Cette conclusion radicale ne vient pas de nulle part. Elle postule que cette poésie fut forgée pour diverses raisons : pour glorifier certaines tribus aux dépens d'autres dans le nouvel ordre politique islamique, pour fournir aux grammairiens et aux exégètes du Coran des exemples linguistiques confirmant leurs théories, ou encore pour illustrer des récits historiques. Cette idée a profondément nourri le débat sur la possibilité que la poésie jahilite soit en réalité post-islamique.
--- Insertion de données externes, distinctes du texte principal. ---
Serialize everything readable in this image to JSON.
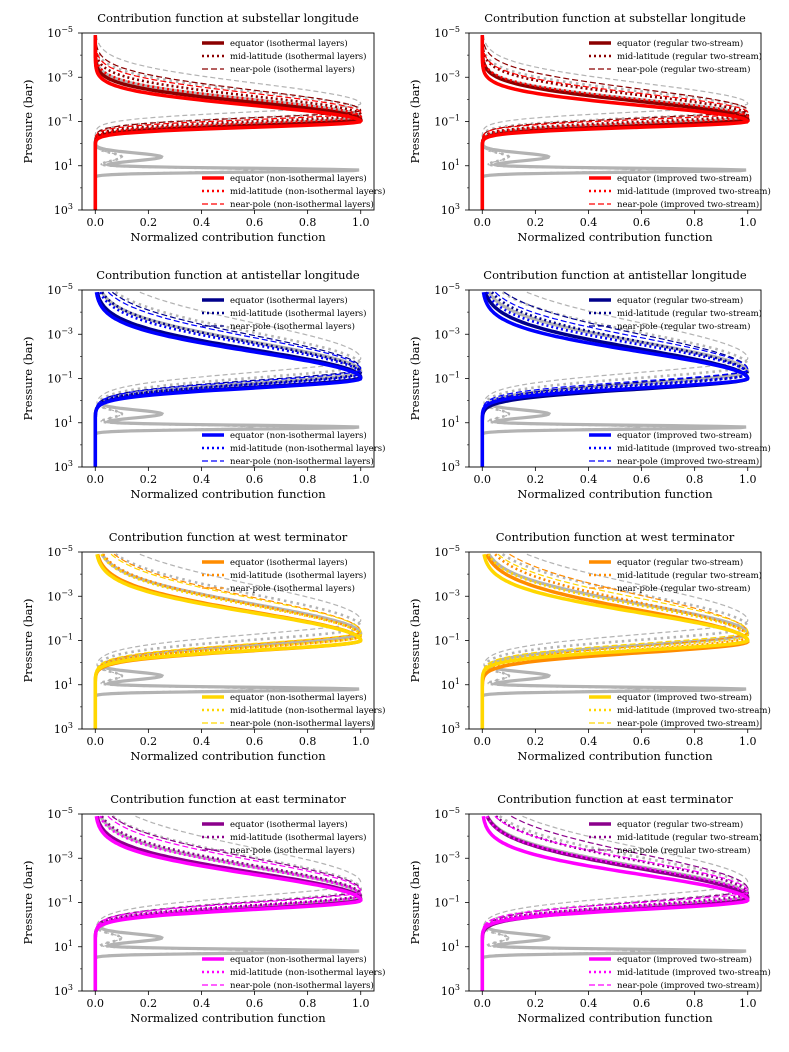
{
  "chart_data": [
    {
      "type": "line",
      "title": "Contribution function at substellar longitude",
      "xlabel": "Normalized contribution function",
      "ylabel": "Pressure (bar)",
      "xlim": [
        -0.05,
        1.05
      ],
      "ylim_log10_pressure": [
        -5,
        3
      ],
      "y_scale": "log",
      "y_inverted": true,
      "x_ticks": [
        "0.0",
        "0.2",
        "0.4",
        "0.6",
        "0.8",
        "1.0"
      ],
      "y_ticks": [
        {
          "base": "10",
          "exp": "−5"
        },
        {
          "base": "10",
          "exp": "−3"
        },
        {
          "base": "10",
          "exp": "−1"
        },
        {
          "base": "10",
          "exp": "1"
        },
        {
          "base": "10",
          "exp": "3"
        }
      ],
      "colors": {
        "dark": "#8b0000",
        "bright": "#ff0000",
        "grey": "#b3b3b3"
      },
      "legend_upper": [
        "equator (isothermal layers)",
        "mid-latitude (isothermal layers)",
        "near-pole (isothermal layers)"
      ],
      "legend_lower": [
        "equator (non-isothermal layers)",
        "mid-latitude (non-isothermal layers)",
        "near-pole (non-isothermal layers)"
      ],
      "profile_params": {
        "dark": [
          -1.1,
          0.38
        ],
        "bright": [
          -1.0,
          0.36
        ],
        "grey": [
          -1.3,
          0.42
        ]
      },
      "bottom_is_bright": true
    },
    {
      "type": "line",
      "title": "Contribution function at substellar longitude",
      "xlabel": "Normalized contribution function",
      "ylabel": "Pressure (bar)",
      "xlim": [
        -0.05,
        1.05
      ],
      "ylim_log10_pressure": [
        -5,
        3
      ],
      "y_scale": "log",
      "y_inverted": true,
      "x_ticks": [
        "0.0",
        "0.2",
        "0.4",
        "0.6",
        "0.8",
        "1.0"
      ],
      "y_ticks": [
        {
          "base": "10",
          "exp": "−5"
        },
        {
          "base": "10",
          "exp": "−3"
        },
        {
          "base": "10",
          "exp": "−1"
        },
        {
          "base": "10",
          "exp": "1"
        },
        {
          "base": "10",
          "exp": "3"
        }
      ],
      "colors": {
        "dark": "#8b0000",
        "bright": "#ff0000",
        "grey": "#b3b3b3"
      },
      "legend_upper": [
        "equator (regular two-stream)",
        "mid-latitude (regular two-stream)",
        "near-pole (regular two-stream)"
      ],
      "legend_lower": [
        "equator (improved two-stream)",
        "mid-latitude (improved two-stream)",
        "near-pole (improved two-stream)"
      ],
      "profile_params": {
        "dark": [
          -1.1,
          0.4
        ],
        "bright": [
          -1.0,
          0.36
        ],
        "grey": [
          -1.3,
          0.42
        ]
      },
      "bottom_is_bright": false
    },
    {
      "type": "line",
      "title": "Contribution function at antistellar longitude",
      "xlabel": "Normalized contribution function",
      "ylabel": "Pressure (bar)",
      "xlim": [
        -0.05,
        1.05
      ],
      "ylim_log10_pressure": [
        -5,
        3
      ],
      "y_scale": "log",
      "y_inverted": true,
      "x_ticks": [
        "0.0",
        "0.2",
        "0.4",
        "0.6",
        "0.8",
        "1.0"
      ],
      "y_ticks": [
        {
          "base": "10",
          "exp": "−5"
        },
        {
          "base": "10",
          "exp": "−3"
        },
        {
          "base": "10",
          "exp": "−1"
        },
        {
          "base": "10",
          "exp": "1"
        },
        {
          "base": "10",
          "exp": "3"
        }
      ],
      "colors": {
        "dark": "#00008b",
        "bright": "#0000ff",
        "grey": "#b3b3b3"
      },
      "legend_upper": [
        "equator (isothermal layers)",
        "mid-latitude (isothermal layers)",
        "near-pole (isothermal layers)"
      ],
      "legend_lower": [
        "equator (non-isothermal layers)",
        "mid-latitude (non-isothermal layers)",
        "near-pole (non-isothermal layers)"
      ],
      "profile_params": {
        "dark": [
          -1.05,
          0.62
        ],
        "bright": [
          -1.0,
          0.6
        ],
        "grey": [
          -1.4,
          0.72
        ]
      },
      "bottom_is_bright": true
    },
    {
      "type": "line",
      "title": "Contribution function at antistellar longitude",
      "xlabel": "Normalized contribution function",
      "ylabel": "Pressure (bar)",
      "xlim": [
        -0.05,
        1.05
      ],
      "ylim_log10_pressure": [
        -5,
        3
      ],
      "y_scale": "log",
      "y_inverted": true,
      "x_ticks": [
        "0.0",
        "0.2",
        "0.4",
        "0.6",
        "0.8",
        "1.0"
      ],
      "y_ticks": [
        {
          "base": "10",
          "exp": "−5"
        },
        {
          "base": "10",
          "exp": "−3"
        },
        {
          "base": "10",
          "exp": "−1"
        },
        {
          "base": "10",
          "exp": "1"
        },
        {
          "base": "10",
          "exp": "3"
        }
      ],
      "colors": {
        "dark": "#00008b",
        "bright": "#0000ff",
        "grey": "#b3b3b3"
      },
      "legend_upper": [
        "equator (regular two-stream)",
        "mid-latitude (regular two-stream)",
        "near-pole (regular two-stream)"
      ],
      "legend_lower": [
        "equator (improved two-stream)",
        "mid-latitude (improved two-stream)",
        "near-pole (improved two-stream)"
      ],
      "profile_params": {
        "dark": [
          -1.0,
          0.66
        ],
        "bright": [
          -1.0,
          0.6
        ],
        "grey": [
          -1.4,
          0.72
        ]
      },
      "bottom_is_bright": false
    },
    {
      "type": "line",
      "title": "Contribution function at west terminator",
      "xlabel": "Normalized contribution function",
      "ylabel": "Pressure (bar)",
      "xlim": [
        -0.05,
        1.05
      ],
      "ylim_log10_pressure": [
        -5,
        3
      ],
      "y_scale": "log",
      "y_inverted": true,
      "x_ticks": [
        "0.0",
        "0.2",
        "0.4",
        "0.6",
        "0.8",
        "1.0"
      ],
      "y_ticks": [
        {
          "base": "10",
          "exp": "−5"
        },
        {
          "base": "10",
          "exp": "−3"
        },
        {
          "base": "10",
          "exp": "−1"
        },
        {
          "base": "10",
          "exp": "1"
        },
        {
          "base": "10",
          "exp": "3"
        }
      ],
      "colors": {
        "dark": "#ff8c00",
        "bright": "#ffd700",
        "grey": "#b3b3b3"
      },
      "legend_upper": [
        "equator (isothermal layers)",
        "mid-latitude (isothermal layers)",
        "near-pole (isothermal layers)"
      ],
      "legend_lower": [
        "equator (non-isothermal layers)",
        "mid-latitude (non-isothermal layers)",
        "near-pole (non-isothermal layers)"
      ],
      "profile_params": {
        "dark": [
          -1.0,
          0.64
        ],
        "bright": [
          -1.0,
          0.62
        ],
        "grey": [
          -1.4,
          0.72
        ]
      },
      "bottom_is_bright": true
    },
    {
      "type": "line",
      "title": "Contribution function at west terminator",
      "xlabel": "Normalized contribution function",
      "ylabel": "Pressure (bar)",
      "xlim": [
        -0.05,
        1.05
      ],
      "ylim_log10_pressure": [
        -5,
        3
      ],
      "y_scale": "log",
      "y_inverted": true,
      "x_ticks": [
        "0.0",
        "0.2",
        "0.4",
        "0.6",
        "0.8",
        "1.0"
      ],
      "y_ticks": [
        {
          "base": "10",
          "exp": "−5"
        },
        {
          "base": "10",
          "exp": "−3"
        },
        {
          "base": "10",
          "exp": "−1"
        },
        {
          "base": "10",
          "exp": "1"
        },
        {
          "base": "10",
          "exp": "3"
        }
      ],
      "colors": {
        "dark": "#ff8c00",
        "bright": "#ffd700",
        "grey": "#b3b3b3"
      },
      "legend_upper": [
        "equator (regular two-stream)",
        "mid-latitude (regular two-stream)",
        "near-pole (regular two-stream)"
      ],
      "legend_lower": [
        "equator (improved two-stream)",
        "mid-latitude (improved two-stream)",
        "near-pole (improved two-stream)"
      ],
      "profile_params": {
        "dark": [
          -0.95,
          0.7
        ],
        "bright": [
          -1.0,
          0.62
        ],
        "grey": [
          -1.4,
          0.72
        ]
      },
      "bottom_is_bright": false
    },
    {
      "type": "line",
      "title": "Contribution function at east terminator",
      "xlabel": "Normalized contribution function",
      "ylabel": "Pressure (bar)",
      "xlim": [
        -0.05,
        1.05
      ],
      "ylim_log10_pressure": [
        -5,
        3
      ],
      "y_scale": "log",
      "y_inverted": true,
      "x_ticks": [
        "0.0",
        "0.2",
        "0.4",
        "0.6",
        "0.8",
        "1.0"
      ],
      "y_ticks": [
        {
          "base": "10",
          "exp": "−5"
        },
        {
          "base": "10",
          "exp": "−3"
        },
        {
          "base": "10",
          "exp": "−1"
        },
        {
          "base": "10",
          "exp": "1"
        },
        {
          "base": "10",
          "exp": "3"
        }
      ],
      "colors": {
        "dark": "#8b008b",
        "bright": "#ff00ff",
        "grey": "#b3b3b3"
      },
      "legend_upper": [
        "equator (isothermal layers)",
        "mid-latitude (isothermal layers)",
        "near-pole (isothermal layers)"
      ],
      "legend_lower": [
        "equator (non-isothermal layers)",
        "mid-latitude (non-isothermal layers)",
        "near-pole (non-isothermal layers)"
      ],
      "profile_params": {
        "dark": [
          -1.15,
          0.6
        ],
        "bright": [
          -1.1,
          0.58
        ],
        "grey": [
          -1.4,
          0.7
        ]
      },
      "bottom_is_bright": true
    },
    {
      "type": "line",
      "title": "Contribution function at east terminator",
      "xlabel": "Normalized contribution function",
      "ylabel": "Pressure (bar)",
      "xlim": [
        -0.05,
        1.05
      ],
      "ylim_log10_pressure": [
        -5,
        3
      ],
      "y_scale": "log",
      "y_inverted": true,
      "x_ticks": [
        "0.0",
        "0.2",
        "0.4",
        "0.6",
        "0.8",
        "1.0"
      ],
      "y_ticks": [
        {
          "base": "10",
          "exp": "−5"
        },
        {
          "base": "10",
          "exp": "−3"
        },
        {
          "base": "10",
          "exp": "−1"
        },
        {
          "base": "10",
          "exp": "1"
        },
        {
          "base": "10",
          "exp": "3"
        }
      ],
      "colors": {
        "dark": "#8b008b",
        "bright": "#ff00ff",
        "grey": "#b3b3b3"
      },
      "legend_upper": [
        "equator (regular two-stream)",
        "mid-latitude (regular two-stream)",
        "near-pole (regular two-stream)"
      ],
      "legend_lower": [
        "equator (improved two-stream)",
        "mid-latitude (improved two-stream)",
        "near-pole (improved two-stream)"
      ],
      "profile_params": {
        "dark": [
          -1.2,
          0.66
        ],
        "bright": [
          -1.1,
          0.58
        ],
        "grey": [
          -1.4,
          0.7
        ]
      },
      "bottom_is_bright": false
    }
  ]
}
Les Arguments de la Contestation
Pour étayer sa thèse, Taha Hussein ne se contente pas d'affirmations. Il déploie une panoplie d'arguments méthodiques qui s'attaquent aux trois piliers de l'authenticité de la poésie : la langue, le contenu et la transmission.
L'argument linguistique et stylistique
Hussein est frappé par l'uniformité de la langue poétique attribuée à la période préislamique. Comment des poètes de tribus si diverses, parlant des dialectes différents, auraient-ils pu composer dans une langue si homogène, si parfaite et, surtout, si proche de l'arabe coranique ? Pour lui, cette langue unique est le signe d'une création post-islamique, façonnée par le modèle linguistique du Coran et standardisée par les grammairiens de l'époque abbasside.
Les anachronismes historiques et culturels
L'historien en lui scrute le contenu des poèmes et y décèle de nombreuses invraisemblances. Les descriptions de la vie, des mœurs, des croyances religieuses et des conflits tribaux lui semblent souvent en décalage avec la réalité historique de l'Arabie préislamique telle qu'on peut la reconstituer. Il met en lumière de multiples arguments historiques et anachronismes qui, selon lui, trahissent une composition plus tardive.
La Tempête : Réactions et Conséquences
La publication du livre déclenche une fureur sans précédent. Les critiques fusent de toutes parts. Les milieux religieux conservateurs l'accusent de saper les fondements de la foi, car en doutant de la poésie, il remettait en cause le contexte linguistique et culturel même dans lequel le Coran fut révélé. Pour beaucoup, c'était une attaque indirecte contre le Livre sacré lui-même.
La controverse dépasse rapidement le cercle académique pour devenir une affaire d'État. Des plaintes sont déposées, et l'ouvrage est au centre de scandales littéraires et judiciaires retentissants. Sous la pression, le livre est retiré de la vente, et Taha Hussein est démis de ses fonctions universitaires. Il publiera l'année suivante une version amendée et expurgée, intitulée Fi al-Adab al-Jahili (De la littérature préislamique), mais le coup avait déjà été porté.
Un Débat Ouvert : Héritage et Postérité
Malgré le scandale, l'œuvre de Taha Hussein a durablement transformé les études littéraires arabes. Elle a forcé les chercheurs, même ses plus farouches opposants, à justifier leurs positions avec une rigueur nouvelle et à ne plus accepter la tradition comme une vérité révélée. Le doute était désormais permis, et la critique historique devenait un outil incontournable.
Son approche n'était pas entièrement nouvelle ; elle s'inscrivait dans un courant plus large de remise en question où l'orientaliste britannique Margoliouth avait déjà émis des doutes similaires quelques années auparavant. Cependant, venant d'un intellectuel arabe de sa stature, la thèse a eu un impact infiniment plus grand. Fi al-Shi'r al-Jahili reste, près d'un siècle plus tard, un jalon essentiel, le symbole d'une modernité critique qui a osé interroger son propre héritage pour mieux le comprendre.